The annual report contains a range of statistics and information about the Commission's work including:
- 50,552 people were recruited to the Civil Service through open and fair competition this year, up 25% from 2017-18
- Commissioners chaired 197 competitions at senior levels, 17% more than the previous year
- Where declared, BAME candidates made up 20% of people recruited in 2018-19
- Where declared, 6% of people recruited reported having a disability
"I am incredibly proud that in 2018 the Civil Service Commission shared a national Civil Service innovation award for our Life Chances programme relating to the direct employment of ex-offenders into the Civil Service.
As one of the Commission's four strategic priorities, last April we revised our Recruitment Principles to enable and encourage Departmental Life Chances schemes designed to boost the employability and skills of disadvantaged groups such as military veterans, ex-offenders and care leavers.

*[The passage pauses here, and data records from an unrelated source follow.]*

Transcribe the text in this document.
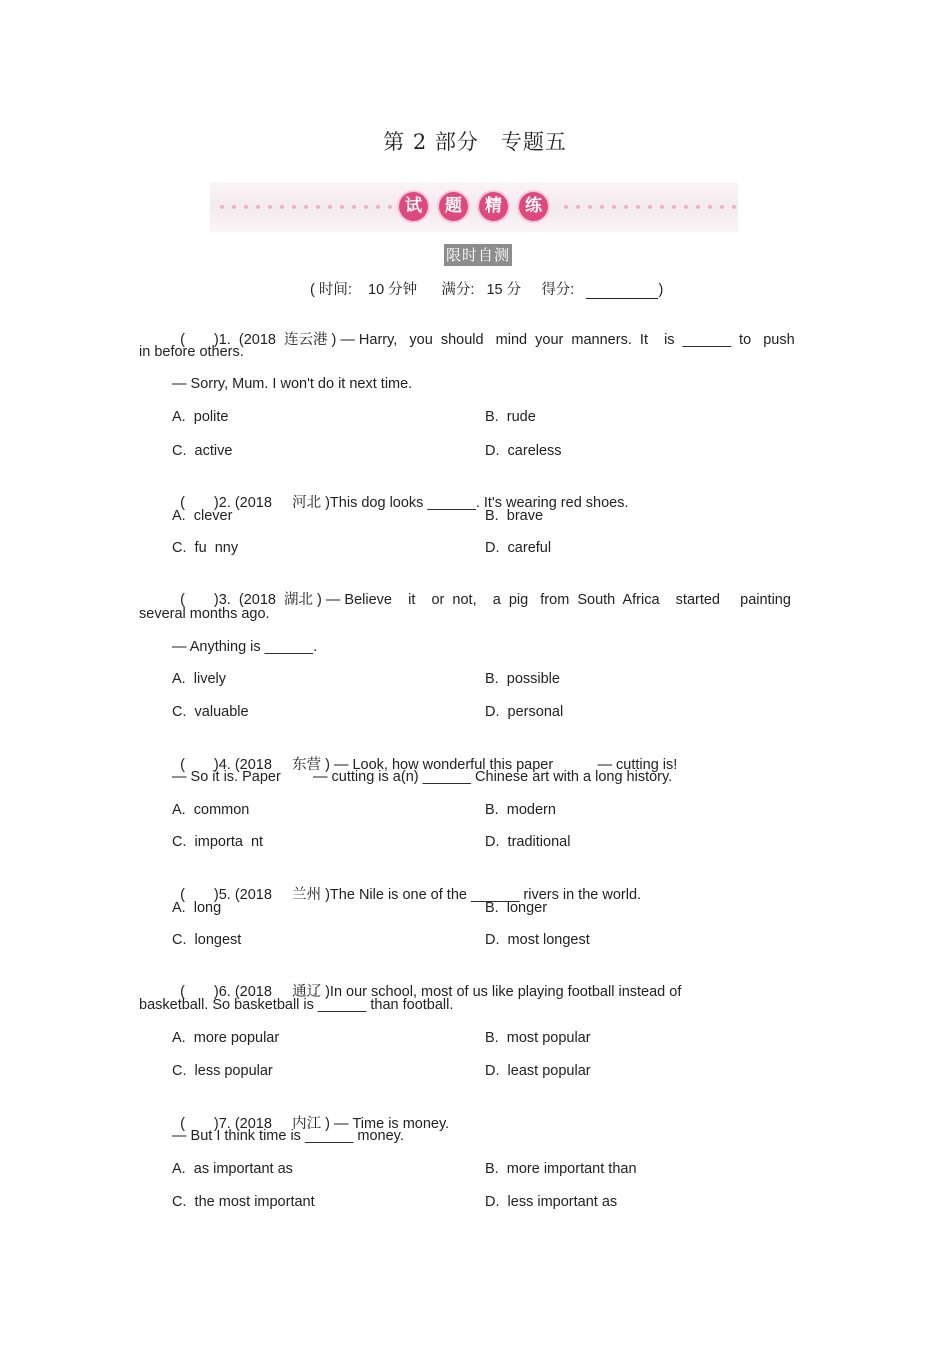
第 2 部分　专题五
试	题	精	练
限时自测
( 时间: 10 分钟 满分: 15 分 得分:	)

(　　)1. (2018  连云港 ) — Harry,   you  should   mind  your  manners.  It    is  ______  to   push

in before others.
— Sorry, Mum. I won't do it next time.
A.  polite	B.  rude
C.  active	D.  careless

(　　)2. (2018     河北 )This dog looks ______. It's wearing red shoes.

A.  clever	B.  brave
C.  fu  nny	D.  careful

(　　)3. (2018  湖北 ) — Believe    it    or  not,    a  pig   from  South  Africa    started     painting

several months ago.
— Anything is ______.
A.  lively	B.  possible
C.  valuable	D.  personal

(　　)4. (2018     东营 ) — Look, how wonderful this paper           — cutting is!

— So it is. Paper        — cutting is a(n) ______ Chinese art with a long history.
A.  common	B.  modern
C.  importa  nt	D.  traditional

(　　)5. (2018     兰州 )The Nile is one of the ______ rivers in the world.

A.  long	B.  longer
C.  longest	D.  most longest

(　　)6. (2018     通辽 )In our school, most of us like playing football instead of

basketball. So basketball is ______ than football.
A.  more popular	B.  most popular
C.  less popular	D.  least popular

(　　)7. (2018     内江 ) — Time is money.

— But I think time is ______ money.
A.  as important as	B.  more important than
C.  the most important	D.  less important as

Offering roles to people like ex-offeners who otherwise would not have applied to the Civil Service, let alone secured a role, is clearly good for those individuals, good for communities who are protected from the risk of reoffending and it is good for the Civil Service which gets committed and talented employees, with a different set of experiences, thus improving public services and being more representative of the society they serve.
We also made a number of changes to improve diversity in recruitment and help the Civil Service obtain the skills needed in these testing times as well as auditing recruitment across 71 Departments for open and merit-based processes for appointment.

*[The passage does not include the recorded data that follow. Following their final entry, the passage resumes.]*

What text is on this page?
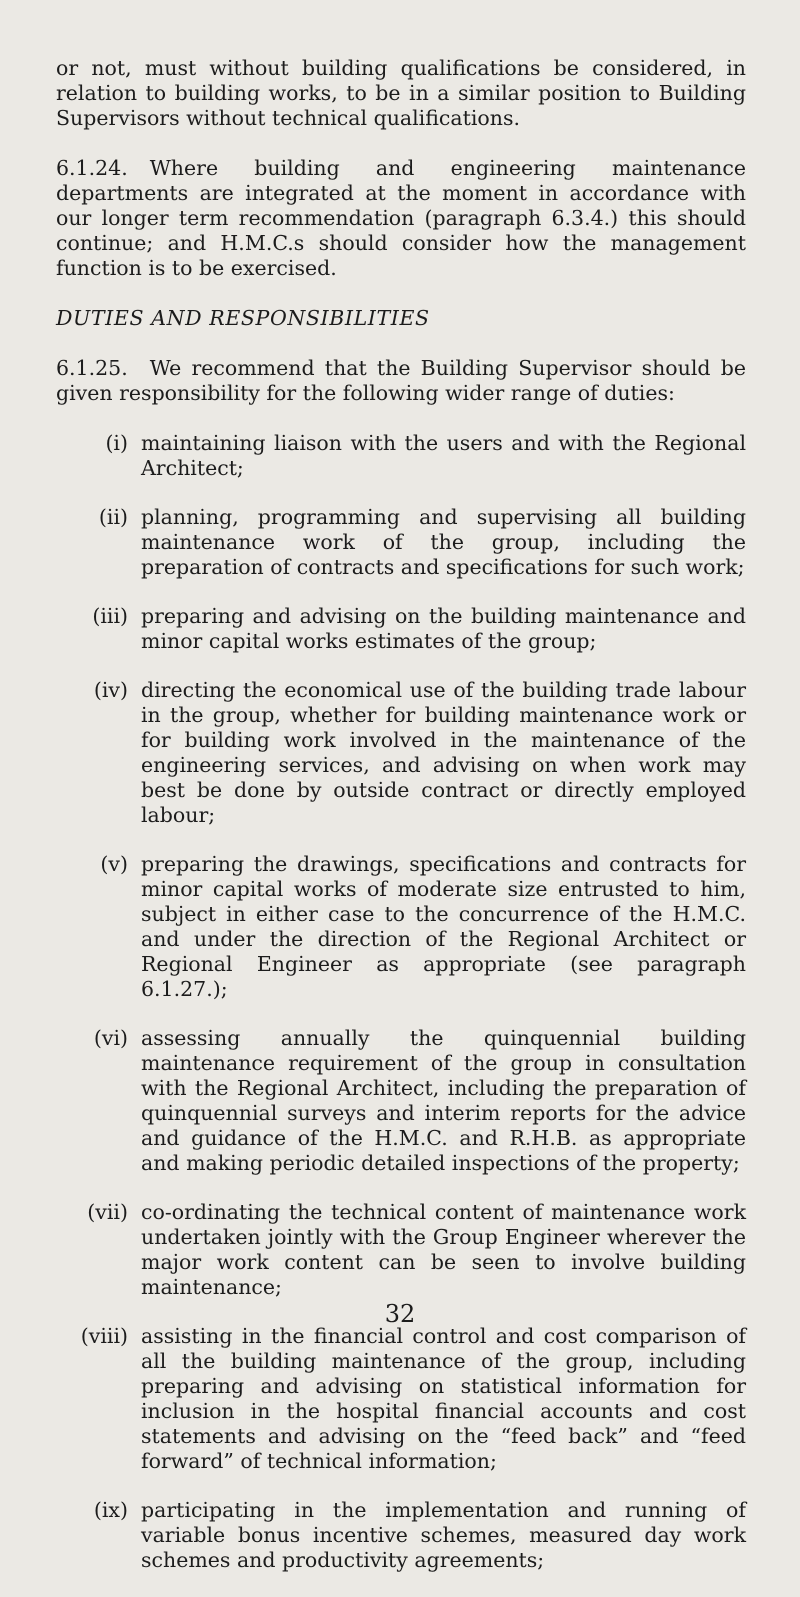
or not, must without building qualifications be considered, in relation to building works, to be in a similar position to Building Supervisors without technical qualifications.

6.1.24. Where building and engineering maintenance departments are integrated at the moment in accordance with our longer term recommendation (paragraph 6.3.4.) this should continue; and H.M.C.s should consider how the management function is to be exercised.

DUTIES AND RESPONSIBILITIES

6.1.25. We recommend that the Building Supervisor should be given responsibility for the following wider range of duties:

(i) maintaining liaison with the users and with the Regional Architect;
(ii) planning, programming and supervising all building maintenance work of the group, including the preparation of contracts and specifications for such work;
(iii) preparing and advising on the building maintenance and minor capital works estimates of the group;
(iv) directing the economical use of the building trade labour in the group, whether for building maintenance work or for building work involved in the maintenance of the engineering services, and advising on when work may best be done by outside contract or directly employed labour;
(v) preparing the drawings, specifications and contracts for minor capital works of moderate size entrusted to him, subject in either case to the concurrence of the H.M.C. and under the direction of the Regional Architect or Regional Engineer as appropriate (see paragraph 6.1.27.);
(vi) assessing annually the quinquennial building maintenance requirement of the group in consultation with the Regional Architect, including the preparation of quinquennial surveys and interim reports for the advice and guidance of the H.M.C. and R.H.B. as appropriate and making periodic detailed inspections of the property;
(vii) co-ordinating the technical content of maintenance work undertaken jointly with the Group Engineer wherever the major work content can be seen to involve building maintenance;
(viii) assisting in the financial control and cost comparison of all the building maintenance of the group, including preparing and advising on statistical information for inclusion in the hospital financial accounts and cost statements and advising on the “feed back” and “feed forward” of technical information;
(ix) participating in the implementation and running of variable bonus incentive schemes, measured day work schemes and productivity agreements;
32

We will continue to be innovative across a range of challenges in 2019, whether in educating departments and improving their regulatory compliance; helping departments to improve diversity in areas such as ethnicity, disability and social mobility; promoting civil servants' understanding of the Civil Service Code and values; and continuing to take their complaints seriously when they see breaches.
I am grateful to my colleagues for their continued hard work this year, enabling the Commission to play its part in helping maintain an efficient, effective and impartial civil service, with the necessary skills to deliver the agenda of the government of the day. "Ian Watmore, First Civil Service Commissioner
Notes to Editors
- Media enquiries about the work of the Commission should go to Maggie O'Boyle on 07880740627
- More information about the work of the Commission is available on its website www.civilservicecommission.independent.gov.uk
- You can also follow the Commission on twitter @CivServComm
- The Civil Service Commission was established as a statutory body in November 2010 under the provisions of the Constitutional Reform and Governance Act 2010. The Commission is independent of Ministers and the Civil Service. It is responsible for upholding the requirement that recruitment to the Civil Service is on merit on the basis of fair and open competition
- The Commission comprises senior figures from the private, public and third sectors. Civil Service Commissioners are appointed by the Crown for five-year non-renewable terms of office.